Newton-Raphson would come to mind first, but the canonical $\,f(x) = x^3-2\,$ doesn't give $\,x - f(x) / f'(x)\,$ in the prescribed form of a ratio of two quadratics.
Another way to "guess" an answer could be to start from the identity $\,a^3-b^3=(a-b)(a^2+ab+b^2)\,$, so $\,\sqrt[3]{2}=1+1 \big/ \left(\left(\sqrt[3]{2}\right)^2+\sqrt[3]{2}+1\right)\,$ i.e. $\,\sqrt[3]{2}$ is a fixed point of $\,f(x)=(x^2+x+2)/(x^2+x+1)\,$ which corresponds to $\,a=b=d=e=f=1, c=2\,$ and does indeed appear to converge as required. Formally proving that convergence would take some more work, though.

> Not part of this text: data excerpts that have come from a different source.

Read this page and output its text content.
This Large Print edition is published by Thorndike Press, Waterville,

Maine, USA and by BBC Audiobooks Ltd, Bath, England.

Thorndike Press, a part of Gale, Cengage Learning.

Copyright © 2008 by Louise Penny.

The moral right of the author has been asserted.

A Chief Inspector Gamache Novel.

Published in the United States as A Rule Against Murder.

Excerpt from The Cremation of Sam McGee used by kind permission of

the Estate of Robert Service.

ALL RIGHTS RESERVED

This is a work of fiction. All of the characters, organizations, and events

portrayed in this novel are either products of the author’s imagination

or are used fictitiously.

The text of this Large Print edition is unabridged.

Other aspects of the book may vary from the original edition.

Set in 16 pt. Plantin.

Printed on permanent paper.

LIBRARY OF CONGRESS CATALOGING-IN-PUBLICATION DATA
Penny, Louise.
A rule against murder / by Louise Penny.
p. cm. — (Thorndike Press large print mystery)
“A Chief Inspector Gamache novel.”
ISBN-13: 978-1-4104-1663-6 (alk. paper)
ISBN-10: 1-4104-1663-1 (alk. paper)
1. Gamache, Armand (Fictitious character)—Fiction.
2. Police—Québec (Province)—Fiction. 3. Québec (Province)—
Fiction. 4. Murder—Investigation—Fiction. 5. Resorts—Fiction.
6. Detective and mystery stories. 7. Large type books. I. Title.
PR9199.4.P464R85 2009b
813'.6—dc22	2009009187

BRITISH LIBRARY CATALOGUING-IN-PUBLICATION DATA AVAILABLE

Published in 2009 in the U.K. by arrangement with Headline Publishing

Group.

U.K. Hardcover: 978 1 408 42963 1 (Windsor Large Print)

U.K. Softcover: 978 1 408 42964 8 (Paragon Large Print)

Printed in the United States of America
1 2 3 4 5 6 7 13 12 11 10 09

[ EDIT ] Following up on OP's insight that...
Formalizing the above, let $\,f(x)=\dfrac{ax^2+bx+c}{dx^2+ex+f}\,$ and consider the sequence defined by $\,r_{n+1}=f(r_n)\,$ for some $\,r_0 \in \mathbb{R}\,$. Furthermore, suppose that $\,r_n \to r = \sqrt[3]{2}\,$, then passing the recurrence relation to the limit gives:
$$r=f(r) \;\;\iff\;\; dr^3+(e-a)r^2+(f-b)r-c = 0$$
But the minimal polynomial of $\,r=\sqrt[3]{2}\,$ over $\,\Bbb Z[X]\,$ is $x^3 - 2$, so it follows that $\,\begin{align}\begin{cases}2d &= c \\ e&=a \\f&=b\end{cases}\end{align}\,$ and therefore $\,f(x) = \dfrac{ax^2+bx+2d}{dx^2+ax+b}\,$ or, choosing WLOG $\,d=1\,$, $\,f(x) = \dfrac{ax^2+bx+2}{x^2+ax+b}\,$ .
The case given in the original answer $\,f(x)=\dfrac{x^2+x+2}{x^2+x+1}\,$ corresponds to $\,a=b=1\,$ above.